Today I took a trip back up to the farm again, working to make the best use of each hour and every day.
Here you can see a row of planted trees, beneath the shade of other native trees and bushes. Basically the idea is to clean out the grasses and herbs, ferns and vines from the understory, to give the next generation of trees a straight shot to the top. Generally trees are very good at competing with each other, and competition applied in the right way make trees grow tall and straight.
While cleaning up around the edges, I am keeping my eye out for one native tree in specific: Viburnum Cornifolium. I'm not 100% sure if we have the right species, but the genus is correct, take a look:
I keep a look out for these because they have proven very hard to grow from seed, but appear around the farm beneath other trees and bushes where birds perch. They love the tiny berries from this tree! And their digestive process perfectly prepares the seed to take hold in the soil and leaf litter below trees in the forest.

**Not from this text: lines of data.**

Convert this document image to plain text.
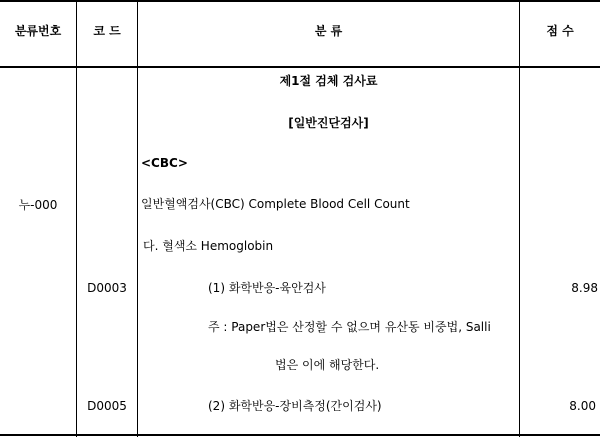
분류번호	코 드	분 류	점 수
누-000
제1절 검체 검사료
[일반진단검사]
<CBC>
일반혈액검사(CBC) Complete Blood Cell Count
다. 혈색소 Hemoglobin
D0003	(1) 화학반응-육안검사	8.98
주 : Paper법은 산정할 수 없으며 유산동 비중법, Salli
법은 이에 해당한다.
D0005	(2) 화학반응-장비측정(간이검사)	8.00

The local name for this tree translates something like 'axe handle tree', and I have set a goal to multiply and cultivate this tree all over the farm and within other crops. I propose to grow axe handles. Also posts, this tree responds very vigorously to copsing and resprouts multiple heads each time.
Here are some leaves and the trunk of our largest specimen currently:
So I am working with two guys, and I am training them to keep their eyes out for these small sprouts. Even after I am content with 500 or 1000 of these trees, I think it will be smart to keep up the habit, and raise small trees in a nursury, to sell to others. Currently it is becoming more popular lately to buy different, useful, native and interesting species of trees. But Viburnum Cornifolium is very hard to come by.
So I keep 'rescuing' and replanting the sprouts, on contour, interspersed with other species of trees and bushes, such as nitrogen fixers.
I met a man with a 2 meter lathe, so this could be a business over the next couple years.
It is just one of the promising species we are focusing on, and one that can be quite tricky to germinate.